世界中で生成AI(人工知能)の開発競争が激化する中、巨大テック企業を中心にデータセンタービジネスは急拡大している。
例えば、米Amazon Web Services(AWS)は2027年までに日本で2兆2600億円を投資することを表明しており、米マイクロソフトは2024年1~3月までに2兆円以上を投じ、英国やドイツ、日本を含むアジアなど各地でAIに計算能力を供給するデータセンターを増設する。
国内企業もAIインフラの構築を加速させており、ソフトバンクは2025年までに1500億円を投じ、高性能半導体を搭載したインフラを整備すると表明している。生成AIの基盤となる大規模言語モデル(LLM)の開発を加速させる方針だ。
一方、データセンターの拡大を進めるうえで、脱炭素や気候変動抑制などに取り組む必要もある。膨大な計算が伴う生成AIの運用は電力消費も大きい。国際エネルギー機関(IEA)の調査によると、生成AIの利用拡大により、データセンターの2026年の世界電力消費量は2022年比で最大2.3倍に拡大するという。
企業は、生成AI開発に伴うデータセンターの急拡大と、カーボンニュートラルをどのように両立していく必要があるのか。「既存資源を再利用すべきだ」--。そう語るのは、東京大学大学院 情報理工学系研究科の江崎浩教授だ。本稿では、4月末に開催されたJapan IT week【春】のセミナーに登壇した同氏の講演内容を紹介する。
フィンランドのデータセンター、製紙工場を再利用
『生成AI/LLM で急加速・急拡大するデータセンタービジネス』と題した講演に登壇した江崎氏は冒頭、「昨今のAI半導体の課題は消費電力の抑制だ。演算に必要な電力消費より、データの移動に必要な消費電力の方がはるかに大きい。そのため、いかにデータを近くに配置し、データの移動距離を短くして演算できるかが重要だ」と切り出し、先進的な2つのデータセンターを紹介した。
最初に紹介したのは北欧フィンランドにあるデータセンター。米Googleが運営する「ハミナ(Hamina)データセンター」は、1950年代に建設された製紙工場の建屋をそのまま利用している。建物の基礎や上物は製紙工場時代のものだという。すでに工場の操業時に電力の引き込みはされていたため、新たに引き込むための投資や出力の確保は必要なかったとのことだ。

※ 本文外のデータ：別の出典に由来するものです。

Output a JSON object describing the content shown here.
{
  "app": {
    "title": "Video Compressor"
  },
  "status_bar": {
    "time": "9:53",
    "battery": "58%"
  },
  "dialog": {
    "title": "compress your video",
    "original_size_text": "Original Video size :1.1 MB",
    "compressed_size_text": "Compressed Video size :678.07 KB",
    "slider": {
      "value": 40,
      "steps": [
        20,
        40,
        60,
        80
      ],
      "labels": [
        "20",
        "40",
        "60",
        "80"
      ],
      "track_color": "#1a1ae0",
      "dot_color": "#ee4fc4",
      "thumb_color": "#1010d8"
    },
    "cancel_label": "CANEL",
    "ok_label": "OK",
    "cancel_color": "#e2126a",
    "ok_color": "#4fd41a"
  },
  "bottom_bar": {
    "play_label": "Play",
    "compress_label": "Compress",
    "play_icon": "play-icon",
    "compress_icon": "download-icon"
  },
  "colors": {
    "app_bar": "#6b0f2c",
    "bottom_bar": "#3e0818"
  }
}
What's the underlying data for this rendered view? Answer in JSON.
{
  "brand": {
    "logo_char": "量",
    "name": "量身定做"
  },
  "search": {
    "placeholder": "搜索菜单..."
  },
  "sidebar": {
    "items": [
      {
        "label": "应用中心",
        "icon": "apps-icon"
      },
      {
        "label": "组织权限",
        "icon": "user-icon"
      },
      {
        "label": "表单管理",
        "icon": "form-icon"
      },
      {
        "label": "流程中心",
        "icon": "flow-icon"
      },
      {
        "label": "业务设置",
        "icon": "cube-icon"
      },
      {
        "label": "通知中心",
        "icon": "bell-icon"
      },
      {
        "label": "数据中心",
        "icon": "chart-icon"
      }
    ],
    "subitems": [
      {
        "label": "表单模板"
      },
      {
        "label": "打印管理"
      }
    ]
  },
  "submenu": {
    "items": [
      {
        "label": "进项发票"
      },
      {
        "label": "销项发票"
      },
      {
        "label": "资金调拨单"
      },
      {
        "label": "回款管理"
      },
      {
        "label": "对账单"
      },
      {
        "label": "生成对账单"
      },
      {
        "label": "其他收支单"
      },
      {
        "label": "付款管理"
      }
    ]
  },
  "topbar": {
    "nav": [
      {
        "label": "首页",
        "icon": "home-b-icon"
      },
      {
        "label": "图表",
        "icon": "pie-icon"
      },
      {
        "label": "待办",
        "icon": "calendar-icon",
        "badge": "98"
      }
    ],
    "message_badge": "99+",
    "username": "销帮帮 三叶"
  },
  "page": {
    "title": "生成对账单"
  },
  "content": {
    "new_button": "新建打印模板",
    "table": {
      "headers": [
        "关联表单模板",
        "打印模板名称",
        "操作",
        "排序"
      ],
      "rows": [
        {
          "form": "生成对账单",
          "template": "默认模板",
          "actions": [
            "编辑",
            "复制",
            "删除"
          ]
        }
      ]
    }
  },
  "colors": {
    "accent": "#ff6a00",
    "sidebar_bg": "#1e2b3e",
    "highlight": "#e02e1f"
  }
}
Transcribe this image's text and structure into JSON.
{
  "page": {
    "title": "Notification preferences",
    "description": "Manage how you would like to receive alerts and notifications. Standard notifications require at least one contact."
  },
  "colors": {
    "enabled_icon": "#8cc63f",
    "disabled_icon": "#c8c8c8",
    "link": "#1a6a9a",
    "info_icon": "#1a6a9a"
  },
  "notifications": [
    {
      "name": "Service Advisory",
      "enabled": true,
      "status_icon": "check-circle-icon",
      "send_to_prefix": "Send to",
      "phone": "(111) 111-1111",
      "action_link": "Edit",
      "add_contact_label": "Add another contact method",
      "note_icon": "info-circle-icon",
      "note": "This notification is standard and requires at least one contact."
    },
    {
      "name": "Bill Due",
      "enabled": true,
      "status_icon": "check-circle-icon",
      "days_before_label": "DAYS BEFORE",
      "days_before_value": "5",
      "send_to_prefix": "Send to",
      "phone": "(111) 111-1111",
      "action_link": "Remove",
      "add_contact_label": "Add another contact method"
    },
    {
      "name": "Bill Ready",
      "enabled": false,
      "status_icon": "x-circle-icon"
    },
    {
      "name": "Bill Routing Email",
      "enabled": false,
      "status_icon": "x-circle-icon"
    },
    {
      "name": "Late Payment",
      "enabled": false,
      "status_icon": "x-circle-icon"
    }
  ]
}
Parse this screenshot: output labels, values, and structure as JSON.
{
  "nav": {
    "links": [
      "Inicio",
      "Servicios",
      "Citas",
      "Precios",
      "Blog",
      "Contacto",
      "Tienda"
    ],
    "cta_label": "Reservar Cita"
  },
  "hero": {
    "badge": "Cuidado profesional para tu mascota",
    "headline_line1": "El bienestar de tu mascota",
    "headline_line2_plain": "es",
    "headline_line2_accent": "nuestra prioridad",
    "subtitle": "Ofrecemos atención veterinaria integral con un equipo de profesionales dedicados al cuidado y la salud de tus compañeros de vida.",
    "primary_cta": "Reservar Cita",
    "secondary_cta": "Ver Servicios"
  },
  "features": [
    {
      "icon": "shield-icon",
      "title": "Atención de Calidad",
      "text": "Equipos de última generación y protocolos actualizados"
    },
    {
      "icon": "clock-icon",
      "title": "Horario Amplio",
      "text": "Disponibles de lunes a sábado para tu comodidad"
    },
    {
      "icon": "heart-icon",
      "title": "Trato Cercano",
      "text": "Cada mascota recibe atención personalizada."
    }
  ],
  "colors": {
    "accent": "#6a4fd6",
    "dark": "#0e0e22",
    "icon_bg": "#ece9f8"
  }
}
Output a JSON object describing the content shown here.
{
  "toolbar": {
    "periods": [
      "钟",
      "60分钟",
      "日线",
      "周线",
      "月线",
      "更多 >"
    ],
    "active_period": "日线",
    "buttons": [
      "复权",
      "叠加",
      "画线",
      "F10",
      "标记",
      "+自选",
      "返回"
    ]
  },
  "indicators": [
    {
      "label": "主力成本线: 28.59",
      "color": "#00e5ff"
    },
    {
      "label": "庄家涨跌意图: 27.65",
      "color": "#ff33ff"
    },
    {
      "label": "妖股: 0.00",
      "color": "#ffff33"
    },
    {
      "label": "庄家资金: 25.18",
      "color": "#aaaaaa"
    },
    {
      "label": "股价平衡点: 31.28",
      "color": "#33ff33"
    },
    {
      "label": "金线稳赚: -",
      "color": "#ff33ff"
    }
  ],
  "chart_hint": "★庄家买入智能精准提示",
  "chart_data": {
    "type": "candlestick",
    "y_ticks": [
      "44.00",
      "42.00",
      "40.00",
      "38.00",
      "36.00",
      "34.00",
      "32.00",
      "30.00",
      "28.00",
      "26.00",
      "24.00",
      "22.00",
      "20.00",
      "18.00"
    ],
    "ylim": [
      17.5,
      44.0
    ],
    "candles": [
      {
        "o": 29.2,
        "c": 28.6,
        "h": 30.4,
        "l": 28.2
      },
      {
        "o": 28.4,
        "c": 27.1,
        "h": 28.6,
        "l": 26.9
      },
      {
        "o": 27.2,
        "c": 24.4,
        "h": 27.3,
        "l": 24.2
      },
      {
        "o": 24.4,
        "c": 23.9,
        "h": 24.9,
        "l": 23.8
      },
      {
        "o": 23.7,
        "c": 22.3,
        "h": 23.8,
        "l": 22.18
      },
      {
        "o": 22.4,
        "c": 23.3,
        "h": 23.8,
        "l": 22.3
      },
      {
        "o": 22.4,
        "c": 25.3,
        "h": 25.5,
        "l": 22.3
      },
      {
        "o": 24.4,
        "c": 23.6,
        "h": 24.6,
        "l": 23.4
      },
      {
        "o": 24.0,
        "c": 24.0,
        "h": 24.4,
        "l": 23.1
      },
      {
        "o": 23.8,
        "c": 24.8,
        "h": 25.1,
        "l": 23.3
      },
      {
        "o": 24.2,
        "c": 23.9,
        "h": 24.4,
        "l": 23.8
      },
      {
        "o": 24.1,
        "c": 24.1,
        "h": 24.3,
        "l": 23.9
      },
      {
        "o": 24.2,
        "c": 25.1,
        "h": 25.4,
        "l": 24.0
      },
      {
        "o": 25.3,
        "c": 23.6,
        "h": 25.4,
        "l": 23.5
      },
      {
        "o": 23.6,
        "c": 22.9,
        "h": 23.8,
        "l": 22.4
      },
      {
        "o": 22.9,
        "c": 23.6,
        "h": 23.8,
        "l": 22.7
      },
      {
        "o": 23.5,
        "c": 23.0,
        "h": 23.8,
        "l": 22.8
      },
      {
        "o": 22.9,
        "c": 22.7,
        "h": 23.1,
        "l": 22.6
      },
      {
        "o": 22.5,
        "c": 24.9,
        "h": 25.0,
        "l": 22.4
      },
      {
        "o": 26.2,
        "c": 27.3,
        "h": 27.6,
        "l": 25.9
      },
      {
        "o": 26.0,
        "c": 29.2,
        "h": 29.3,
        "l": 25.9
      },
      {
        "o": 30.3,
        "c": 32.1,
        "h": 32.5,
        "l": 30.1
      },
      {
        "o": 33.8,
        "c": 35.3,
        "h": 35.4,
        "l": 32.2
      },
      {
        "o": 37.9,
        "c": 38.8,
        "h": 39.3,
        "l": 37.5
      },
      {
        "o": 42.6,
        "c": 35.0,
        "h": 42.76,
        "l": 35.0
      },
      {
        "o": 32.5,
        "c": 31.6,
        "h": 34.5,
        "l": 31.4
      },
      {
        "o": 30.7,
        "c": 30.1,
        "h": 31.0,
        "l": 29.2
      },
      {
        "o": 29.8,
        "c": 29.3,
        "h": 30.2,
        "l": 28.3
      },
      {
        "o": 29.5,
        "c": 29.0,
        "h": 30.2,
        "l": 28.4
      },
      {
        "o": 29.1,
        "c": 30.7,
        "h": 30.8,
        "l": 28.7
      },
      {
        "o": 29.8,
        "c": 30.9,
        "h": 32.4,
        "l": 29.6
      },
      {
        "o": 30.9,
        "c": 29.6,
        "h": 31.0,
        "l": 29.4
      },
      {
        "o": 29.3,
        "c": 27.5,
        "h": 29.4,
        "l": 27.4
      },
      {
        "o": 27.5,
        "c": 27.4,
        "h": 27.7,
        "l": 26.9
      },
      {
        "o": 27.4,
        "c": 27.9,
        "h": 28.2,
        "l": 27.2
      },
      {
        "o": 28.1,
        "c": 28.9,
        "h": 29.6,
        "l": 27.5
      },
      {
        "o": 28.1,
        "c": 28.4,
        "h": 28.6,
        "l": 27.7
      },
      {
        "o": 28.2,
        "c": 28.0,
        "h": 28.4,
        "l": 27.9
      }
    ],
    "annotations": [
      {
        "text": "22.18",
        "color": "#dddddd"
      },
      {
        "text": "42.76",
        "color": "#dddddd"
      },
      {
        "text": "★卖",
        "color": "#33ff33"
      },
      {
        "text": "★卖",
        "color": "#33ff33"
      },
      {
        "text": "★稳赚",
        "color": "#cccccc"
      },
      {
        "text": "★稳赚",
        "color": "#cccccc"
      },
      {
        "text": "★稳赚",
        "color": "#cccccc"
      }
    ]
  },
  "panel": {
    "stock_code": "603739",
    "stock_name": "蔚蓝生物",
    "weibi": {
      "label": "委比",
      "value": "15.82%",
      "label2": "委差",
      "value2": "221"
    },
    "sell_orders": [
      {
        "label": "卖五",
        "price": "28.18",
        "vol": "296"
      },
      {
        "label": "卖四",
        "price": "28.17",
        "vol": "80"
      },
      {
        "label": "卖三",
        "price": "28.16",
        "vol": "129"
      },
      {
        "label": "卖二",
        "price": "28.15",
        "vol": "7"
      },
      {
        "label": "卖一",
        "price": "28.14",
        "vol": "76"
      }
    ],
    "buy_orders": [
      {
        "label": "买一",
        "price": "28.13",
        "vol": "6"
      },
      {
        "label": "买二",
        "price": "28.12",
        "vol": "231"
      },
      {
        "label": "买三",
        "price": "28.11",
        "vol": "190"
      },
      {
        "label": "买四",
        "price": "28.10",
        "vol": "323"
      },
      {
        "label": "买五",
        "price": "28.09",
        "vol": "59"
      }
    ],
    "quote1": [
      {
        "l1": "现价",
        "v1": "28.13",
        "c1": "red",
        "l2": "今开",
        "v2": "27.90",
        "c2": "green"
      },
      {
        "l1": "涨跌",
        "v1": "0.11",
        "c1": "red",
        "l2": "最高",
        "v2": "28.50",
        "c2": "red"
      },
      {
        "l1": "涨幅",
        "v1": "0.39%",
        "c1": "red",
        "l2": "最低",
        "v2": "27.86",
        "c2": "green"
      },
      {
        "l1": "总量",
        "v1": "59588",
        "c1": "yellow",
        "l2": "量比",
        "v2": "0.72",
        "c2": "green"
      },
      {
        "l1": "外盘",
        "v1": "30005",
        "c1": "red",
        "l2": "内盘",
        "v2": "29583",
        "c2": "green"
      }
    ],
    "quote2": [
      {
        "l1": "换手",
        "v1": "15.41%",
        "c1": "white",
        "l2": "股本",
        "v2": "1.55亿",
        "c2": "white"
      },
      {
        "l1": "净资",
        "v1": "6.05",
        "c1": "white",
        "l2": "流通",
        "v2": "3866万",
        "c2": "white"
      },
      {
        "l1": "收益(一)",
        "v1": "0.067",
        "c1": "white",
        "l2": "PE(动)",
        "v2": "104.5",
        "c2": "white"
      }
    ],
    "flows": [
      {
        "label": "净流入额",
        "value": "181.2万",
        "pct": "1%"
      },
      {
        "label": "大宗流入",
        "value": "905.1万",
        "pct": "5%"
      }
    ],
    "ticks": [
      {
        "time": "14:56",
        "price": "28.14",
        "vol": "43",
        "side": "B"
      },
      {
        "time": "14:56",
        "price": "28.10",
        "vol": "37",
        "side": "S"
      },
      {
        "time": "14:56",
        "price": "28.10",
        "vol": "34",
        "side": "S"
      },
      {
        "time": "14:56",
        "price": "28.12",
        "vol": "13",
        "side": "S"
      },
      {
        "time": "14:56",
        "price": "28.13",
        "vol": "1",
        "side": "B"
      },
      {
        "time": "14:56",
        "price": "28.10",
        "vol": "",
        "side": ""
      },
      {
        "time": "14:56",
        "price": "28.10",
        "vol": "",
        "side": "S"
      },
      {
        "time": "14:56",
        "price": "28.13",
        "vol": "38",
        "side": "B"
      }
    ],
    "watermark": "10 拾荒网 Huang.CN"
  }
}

また、建物はフィンランド湾に面しているため、海水を利用してサーバを冷却しており、100%の水冷を実現しているという。 冷却に利用した海水は再び海に戻している。「これまでは空気で冷やすことが主流だったが、水冷は低コストで高効率な冷却手法だ。水冷と聞くと大きなコストがかかりそうだと思うが案外安い。しかも確実に対応できる点がメリットだ」(江崎氏)
水冷により電気代は最大7分の1まで抑えられるといい、同データセンターが消費する電力は100%が再生可能エネルギー由来の電力だという。
また、フィンランドのデータセンターでは、廃熱を住宅や企業の暖房に利用してCO2排出量を削減する取り組みも行っている。地下パイプで温水を送る地域暖房システムが普及しており、マイクロソフトが運営するデータセンターからは、ヘルシンキ周辺の25万人に暖房サービスを提供しているという。
中国ファーウェイ、モジュール型データセンター
江崎氏が次に紹介したのは、中国通信大手の華為技術(ファーウェイ)が手掛けるモジュール型のデータセンターだ。
モジュール型データセンターという考え方自体は新しいものではなく、従来から存在しているものだ。ファーウェイでは、すべてのパーツを自社製品で統合し、工場であらかじめ組み立てたモジュール型データセンターとして現地へ届けている。
「質の高い工事現場の人材がいない国でも高度なデータセンターが作れる方法だ。すべてのインターフェイスがすべて統一されて使いやすく、迅速にデータセンターを設立できる」と江崎氏は説明した。例えば、この方法で1000ラックのデータセンターを建設すれば、建設期間は18カ月以上だったものから最短6カ月まで短縮できるという。
また、ファーウェイが建設するデータセンターは、ほとんどの運用を人間ではなくロボットが行っている。O&Mオートメーション、エネルギー効率最適化、運用自立化によって、データセンターの運用および保守の管理を刷新している。
「人間は自身の体から熱を出すがロボットは出さない。高い生産性も保たれる。人が入るようなデータセンターは今後少なくなっていくだろう」と、江崎氏は持論を述べていた。